L’église anglicane, à partir des premières années du XVIIIe siècle, était tombée dans un état de torpeur funeste; de plus elle était descendue à l’état de simple dépendance du gouvernement. Les dignités ecclésiastiques étaient devenues une monnaie à l’usage des partis, qui les distribuaient en récompense de services politiques. Les dignitaires ainsi choisis, sans qu’il leur fut demandé de justifier d’aucun titre, ni même d’aucune aptitude, se contentaient de toucher leur prébende, voyageaient sur le continent et se renfermaient dans une opulente oisiveté, abandonnant les soins du ministère à des substituts assez mal rétribués pour être aussi pauvres que leurs plus pauvres paroissiens. L’église avait ainsi perdu toute action sur les âmes, toute influence sur la société. Les seules productions qui sortissent des plumes ecclésiastiques étaient des recueils d’homélies ou des traités de morale affadie.

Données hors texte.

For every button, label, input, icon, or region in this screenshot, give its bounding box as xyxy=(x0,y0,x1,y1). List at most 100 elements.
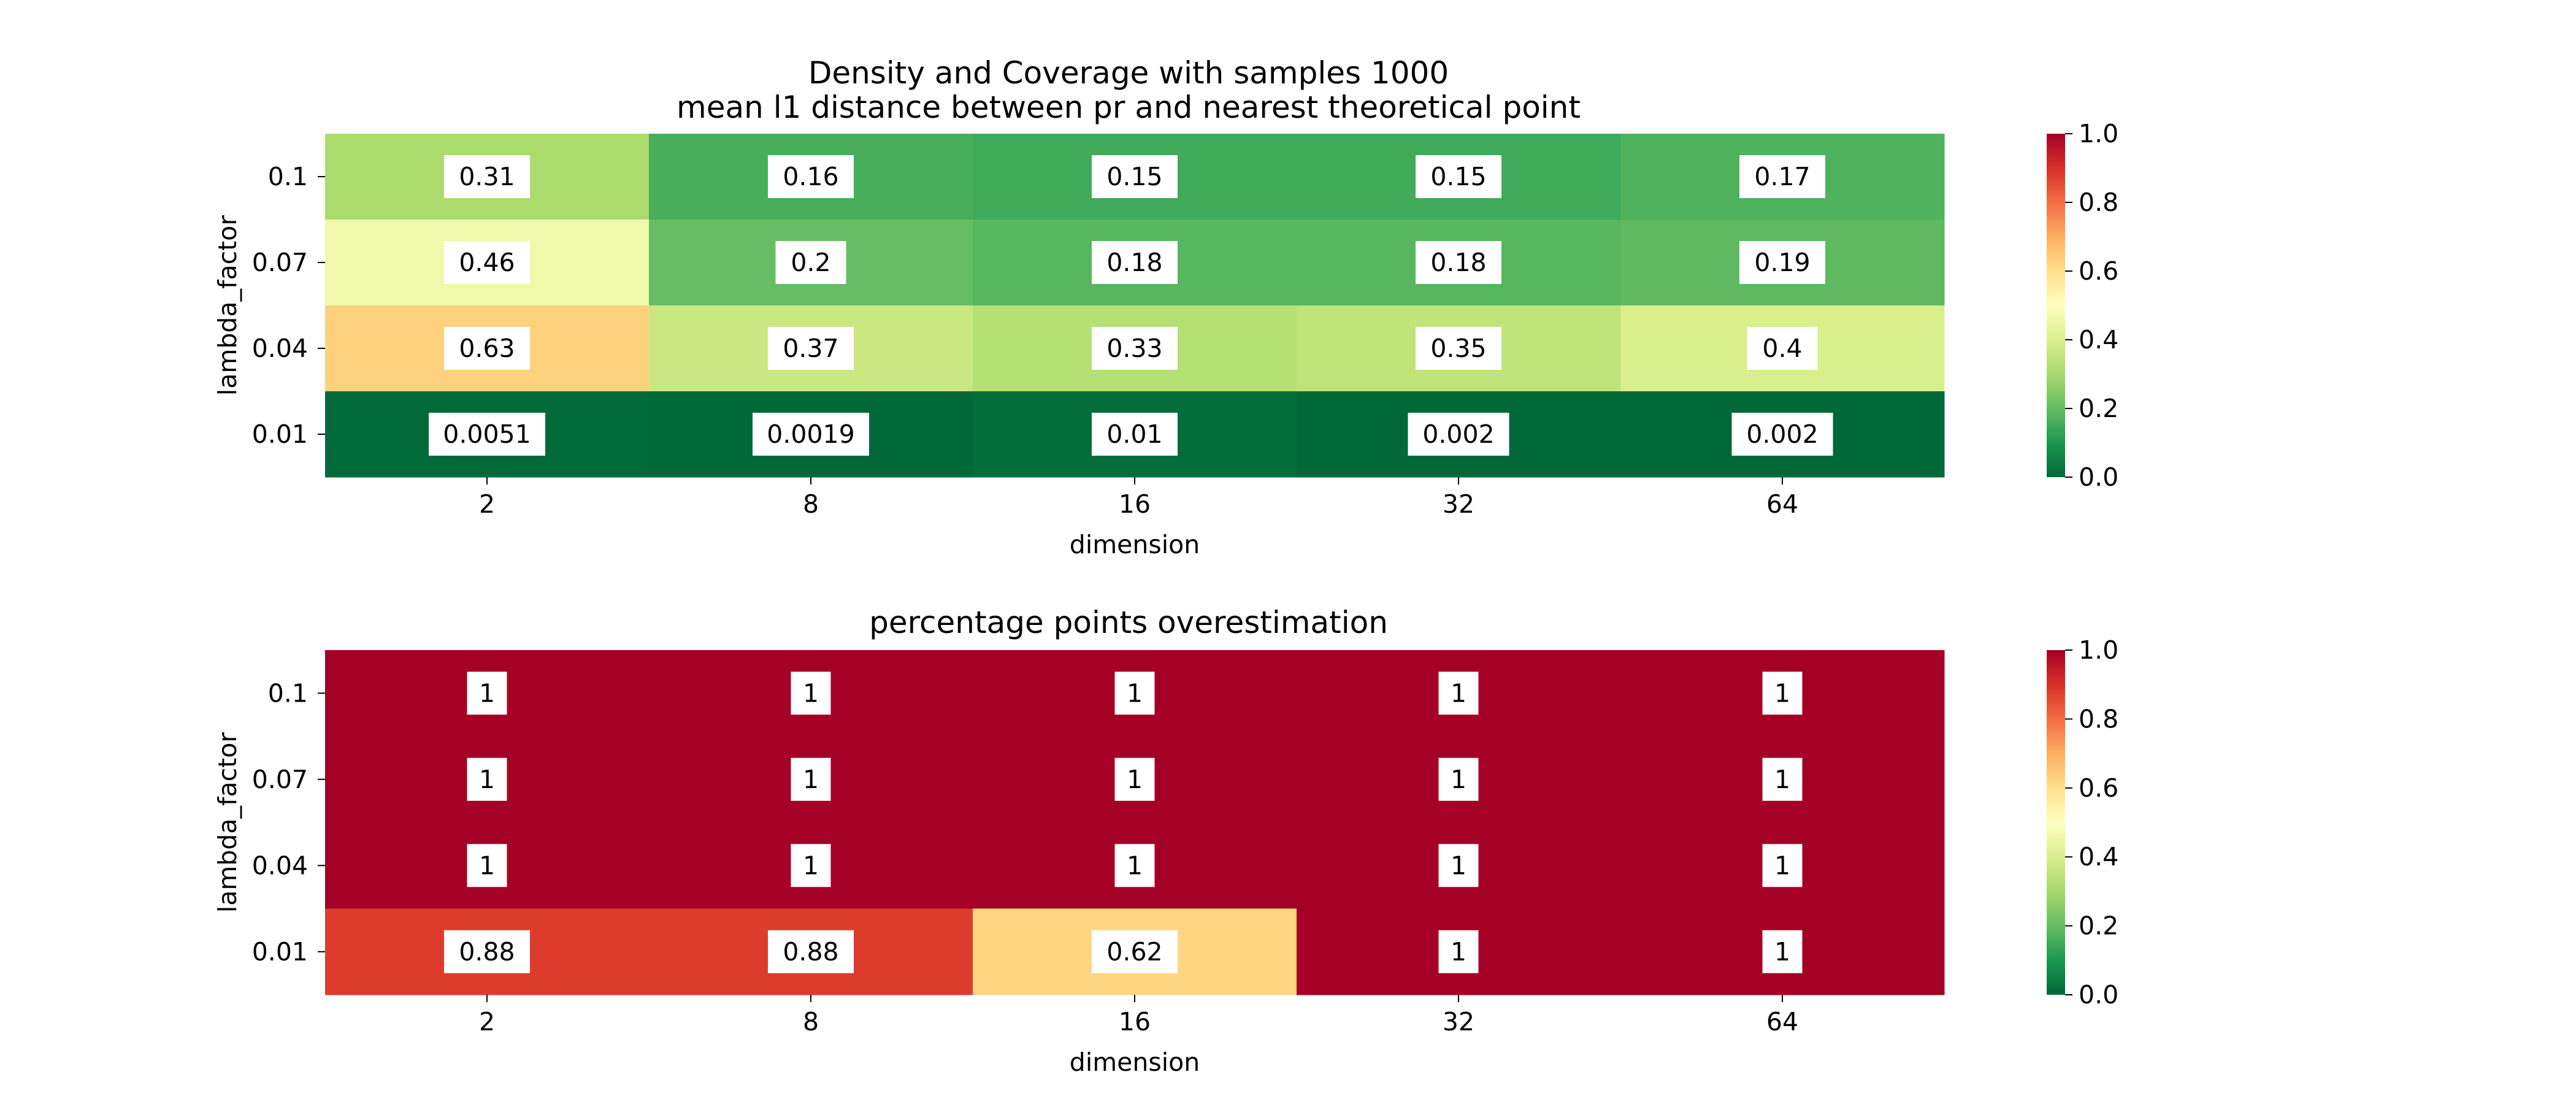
cell-label-box xyxy=(1438,672,1479,715)
y-tick-label: 0.04 xyxy=(252,334,308,363)
cell-label-box xyxy=(444,930,530,973)
cell-label: 0.88 xyxy=(783,937,838,967)
cell-label: 1 xyxy=(803,678,819,708)
cell-label-box xyxy=(775,241,846,284)
cell-label: 1 xyxy=(479,765,495,794)
x-tick-label: 8 xyxy=(803,1007,819,1036)
cell-label: 1 xyxy=(803,765,819,794)
heatmap-1: 0.31 0.16 0.15 0.15 0.17 0.46 0.2 0.18 0.18 0.19 0… xyxy=(213,119,2118,559)
x-tick-label: 32 xyxy=(1443,489,1474,519)
cell-label: 1 xyxy=(479,678,495,708)
cell-label-box xyxy=(1408,413,1509,456)
cell-label: 0.33 xyxy=(1106,334,1162,363)
x-axis-label: dimension xyxy=(1070,530,1200,559)
cell-label-box xyxy=(1092,930,1178,973)
x-tick-label: 16 xyxy=(1119,489,1151,519)
cell-label: 0.15 xyxy=(1106,162,1162,191)
cell-label-box xyxy=(1739,241,1825,284)
x-tick-label: 64 xyxy=(1766,1007,1798,1036)
cell-label: 1 xyxy=(1451,937,1466,967)
cell-label-box xyxy=(1092,413,1178,456)
figure-title-line2: mean l1 distance between pr and nearest … xyxy=(677,90,1581,125)
cell-label: 0.63 xyxy=(459,334,515,363)
cell-label: 1 xyxy=(1451,765,1466,794)
y-tick-label: 0.07 xyxy=(252,248,308,277)
cell-label: 0.18 xyxy=(1106,248,1162,277)
cell-label: 1 xyxy=(1451,678,1466,708)
colorbar-tick-label: 0.2 xyxy=(2079,394,2118,423)
cell-label-box xyxy=(1762,757,1803,801)
colorbar xyxy=(2047,650,2065,995)
x-tick-label: 2 xyxy=(479,489,495,519)
y-tick-label: 0.04 xyxy=(252,851,308,880)
cell-label-box xyxy=(1416,155,1501,198)
cell-label-box xyxy=(429,413,545,456)
cell-label: 0.0051 xyxy=(443,419,531,449)
cell-label: 0.19 xyxy=(1754,248,1810,277)
cell-label-box xyxy=(1762,672,1803,715)
cell-label-box xyxy=(467,672,507,715)
cell-label: 1 xyxy=(1774,937,1790,967)
cell-label-box xyxy=(1739,155,1825,198)
cell-label-box xyxy=(1747,327,1818,370)
cell-label: 0.16 xyxy=(783,162,838,191)
cell-label: 0.62 xyxy=(1106,937,1162,967)
x-tick-label: 64 xyxy=(1766,489,1798,519)
cell-label-box xyxy=(791,844,831,887)
cell-label: 1 xyxy=(1451,851,1466,880)
colorbar-tick-label: 0.4 xyxy=(2079,842,2118,871)
cell-label: 0.2 xyxy=(791,248,830,277)
cell-label: 0.15 xyxy=(1430,162,1486,191)
cell-label-box xyxy=(1092,241,1178,284)
colorbar-tick-label: 0.6 xyxy=(2079,256,2118,286)
cell-label-box xyxy=(1114,844,1155,887)
cell-label: 0.35 xyxy=(1430,334,1486,363)
heatmap-2: 1 1 1 1 1 1 1 1 1 1 1 1 1 1 1 0.88 0.88 0.62 1 1 2 8 16 32 64 0.1… xyxy=(213,635,2118,1077)
cell-label-box xyxy=(1438,844,1479,887)
heatmap-2-title: percentage points overestimation xyxy=(869,605,1388,640)
cell-label: 0.18 xyxy=(1430,248,1486,277)
colorbar-tick-label: 1.0 xyxy=(2079,635,2118,665)
cell-label: 1 xyxy=(803,851,819,880)
cell-label-box xyxy=(1438,757,1479,801)
y-tick-label: 0.1 xyxy=(268,678,308,708)
cell-label: 0.17 xyxy=(1754,162,1810,191)
cell-label-box xyxy=(1762,844,1803,887)
colorbar-tick-label: 0.8 xyxy=(2079,704,2118,734)
cell-label-box xyxy=(467,844,507,887)
cell-label-box xyxy=(1438,930,1479,973)
cell-label: 1 xyxy=(1127,765,1143,794)
cell-label-box xyxy=(1114,672,1155,715)
cell-label: 0.4 xyxy=(1762,334,1802,363)
cell-label: 0.0019 xyxy=(767,419,854,449)
x-tick-label: 16 xyxy=(1119,1007,1151,1036)
cell-label: 0.31 xyxy=(459,162,515,191)
colorbar-tick-label: 1.0 xyxy=(2079,119,2118,148)
cell-label: 0.01 xyxy=(1106,419,1162,449)
y-tick-label: 0.01 xyxy=(252,937,308,967)
cell-label-box xyxy=(1114,757,1155,801)
heatmap-plots: 0.31 0.16 0.15 0.15 0.170.46 0.2 0.18 0.18 0.190… xyxy=(213,119,2118,1077)
cell-label-box xyxy=(791,757,831,801)
cell-label: 1 xyxy=(479,851,495,880)
cell-label-box xyxy=(1731,413,1833,456)
cell-label-box xyxy=(1092,155,1178,198)
x-tick-label: 32 xyxy=(1443,1007,1474,1036)
y-axis-label: lambda_factor xyxy=(213,215,242,396)
y-tick-label: 0.01 xyxy=(252,419,308,449)
cell-label-box xyxy=(444,327,530,370)
cell-label-box xyxy=(768,327,854,370)
figure-title-line1: Density and Coverage with samples 1000 xyxy=(808,55,1449,91)
colorbar-tick-label: 0.4 xyxy=(2079,325,2118,354)
x-axis-label: dimension xyxy=(1070,1048,1200,1077)
cell-label: 0.46 xyxy=(459,248,515,277)
cell-label: 1 xyxy=(1774,765,1790,794)
colorbar-tick-label: 0.6 xyxy=(2079,773,2118,803)
cell-label-box xyxy=(467,757,507,801)
x-tick-label: 2 xyxy=(479,1007,495,1036)
cell-label-box xyxy=(444,155,530,198)
cell-label: 1 xyxy=(1127,678,1143,708)
x-tick-label: 8 xyxy=(803,489,819,519)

Cette apathie d’une église dotée de revenus considérables et indifférente à ses devoirs spirituels formait un contraste trop frappant avec le zèle et l’activité des sectes dissidentes, soutenues uniquement par les contributions volontaires de leurs adhérens, pour ne pas avoir attiré l’attention des réformateurs. Les disciples de Bentham dirigeaient les attaques les plus vives contre la dotation de l’église et surtout contre le commerce simoniaque des bénéfices qui mettait aux enchères l’exercice du ministère spirituel.

Vers 1830, les premiers symptômes d’une rénovation se produisirent au sein de l’église elle-même, comme un contre-coup des attaques dont elle était l’objet. Deux hommes de mérites différens, deux dignitaires de l’université d’Oxford, ont attaché leur nom à ce réveil : l’un était le Dr Pusey, auteur de nombreux ouvrages théologiques et controversiste éminent; l’autre était le Dr Keble, auteur de l’Année chrétienne (the Christian Year), recueil de cantiques pour tous les jours de l’année, aujourd’hui répandus et chantés partout où se parle la langue anglaise. Pusey était un théologien, Keble était un éducateur d’une influence irrésistible sur les jeunes esprits. Ils entreprirent de ramener l’église anglicane aux doctrines et à la ferveur des premiers âges du christianisme.